キンタナ(4位)、ロペス(8位)、ウラン(9位)のコロンビア3選手が順位を上げています。

ホセ・ゴンサルヴェス(POR/KATUSHA ALPECIN)がDNFです。

第13ステージ:4賞ジャージ+4

各賞は第12ステージからキープ。

マイヨ・ロホ(総合首位):ヘスス・エラダ(ESP/COFIDIS)

マイヨ・ベルデ(ポイント賞):アレハンドロ・バルベルデ(ESP/Movistar)
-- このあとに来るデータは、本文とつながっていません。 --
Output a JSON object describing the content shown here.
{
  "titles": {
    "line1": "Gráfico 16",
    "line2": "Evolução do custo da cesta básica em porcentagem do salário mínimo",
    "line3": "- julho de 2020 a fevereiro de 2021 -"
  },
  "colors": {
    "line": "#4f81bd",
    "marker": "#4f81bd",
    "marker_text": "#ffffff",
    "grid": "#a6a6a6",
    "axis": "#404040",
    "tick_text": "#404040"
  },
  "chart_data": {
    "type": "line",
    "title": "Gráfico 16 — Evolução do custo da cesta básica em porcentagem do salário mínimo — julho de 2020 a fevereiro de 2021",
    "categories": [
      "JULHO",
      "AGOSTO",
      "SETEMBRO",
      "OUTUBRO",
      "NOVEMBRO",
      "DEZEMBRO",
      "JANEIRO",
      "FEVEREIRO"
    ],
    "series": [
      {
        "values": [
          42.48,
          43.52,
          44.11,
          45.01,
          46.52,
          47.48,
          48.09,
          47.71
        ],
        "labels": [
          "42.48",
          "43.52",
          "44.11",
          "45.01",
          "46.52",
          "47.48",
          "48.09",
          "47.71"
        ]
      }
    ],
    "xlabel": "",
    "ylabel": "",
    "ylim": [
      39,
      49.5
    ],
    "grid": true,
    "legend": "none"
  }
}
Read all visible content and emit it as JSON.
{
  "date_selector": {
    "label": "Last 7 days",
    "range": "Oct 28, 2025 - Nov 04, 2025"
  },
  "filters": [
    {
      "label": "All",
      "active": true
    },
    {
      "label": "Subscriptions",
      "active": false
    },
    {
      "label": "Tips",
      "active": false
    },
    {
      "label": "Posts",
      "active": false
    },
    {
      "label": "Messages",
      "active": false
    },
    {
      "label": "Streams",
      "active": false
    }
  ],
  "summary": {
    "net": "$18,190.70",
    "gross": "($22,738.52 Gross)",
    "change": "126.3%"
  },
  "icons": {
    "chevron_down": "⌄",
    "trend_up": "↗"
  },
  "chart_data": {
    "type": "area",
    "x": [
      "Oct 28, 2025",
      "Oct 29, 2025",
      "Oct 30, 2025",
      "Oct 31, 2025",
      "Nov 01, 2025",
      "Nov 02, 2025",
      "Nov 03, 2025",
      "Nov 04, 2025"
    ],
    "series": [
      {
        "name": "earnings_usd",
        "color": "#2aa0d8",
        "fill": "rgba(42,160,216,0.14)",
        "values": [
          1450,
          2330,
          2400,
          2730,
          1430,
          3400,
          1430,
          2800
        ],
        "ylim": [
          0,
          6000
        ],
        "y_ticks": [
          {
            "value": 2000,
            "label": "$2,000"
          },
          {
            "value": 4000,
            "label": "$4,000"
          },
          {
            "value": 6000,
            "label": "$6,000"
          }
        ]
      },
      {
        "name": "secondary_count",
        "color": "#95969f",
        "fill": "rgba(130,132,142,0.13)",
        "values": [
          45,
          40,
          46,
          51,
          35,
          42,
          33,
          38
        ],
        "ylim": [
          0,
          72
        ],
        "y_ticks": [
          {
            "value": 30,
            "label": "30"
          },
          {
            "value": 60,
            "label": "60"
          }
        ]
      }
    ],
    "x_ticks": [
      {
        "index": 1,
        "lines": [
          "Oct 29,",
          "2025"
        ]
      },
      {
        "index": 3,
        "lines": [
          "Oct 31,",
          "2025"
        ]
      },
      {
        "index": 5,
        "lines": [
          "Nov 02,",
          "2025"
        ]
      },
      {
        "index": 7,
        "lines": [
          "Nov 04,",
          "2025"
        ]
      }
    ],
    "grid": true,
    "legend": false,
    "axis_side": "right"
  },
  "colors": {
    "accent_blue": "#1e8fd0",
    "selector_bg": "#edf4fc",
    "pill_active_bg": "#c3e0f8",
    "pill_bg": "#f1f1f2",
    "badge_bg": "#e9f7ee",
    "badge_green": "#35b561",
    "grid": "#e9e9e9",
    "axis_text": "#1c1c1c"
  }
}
マイヨ・デ・ルナレス (山岳賞):ルイスアンヘル・マテ(ESP/COFIDIS)

マイヨ・ブランコ(コンビナーダ):アレハンドロ・バルベルデ(ESP/Movistar)

チーム優勝:Lotto Soudal

ステージ優勝:オスカル・ロドリゲス(ESP/Euskadi)

敢闘賞:ゴルカ・イサギレ(ESP/Bahrain Merida)

新人賞:ミゲルアンヘル・ロペス(COL/Astana)※総合5位

敢闘賞はステージ2位のマイカと僅差でゴルカが選ばれました。

第14ステージ概要

上級山岳3連続の2日目は、111kmに5つの山岳が登場するタフなコースです。

  • スタート:システィエルナ
  • フィニッシュ:レス・プラエレス・ナバ
  • 総距離:171.0km
  • 中間スプリント地点:141km
  • 山岳:Principado de Asturias. Puerto de San Isidro(2級)、Alto de la Colladona(1級)、
    Alto de la Mozqueta(1級)、Alto de la Falla de los Lobos(3級)、Les Praeres. Nava(1級)
  • ステージ:上級山岳※頂上フィニッシュ
  • 開始時刻:12:55(日本時間19:55)
  • 引用元:大会公式サイト内第14ステージコース紹介ページ

システィエルナ(Cistierna)からレス・プラエレス・ナバ(Les Praeres. Nava)へ、北西に向かって集団は進みます。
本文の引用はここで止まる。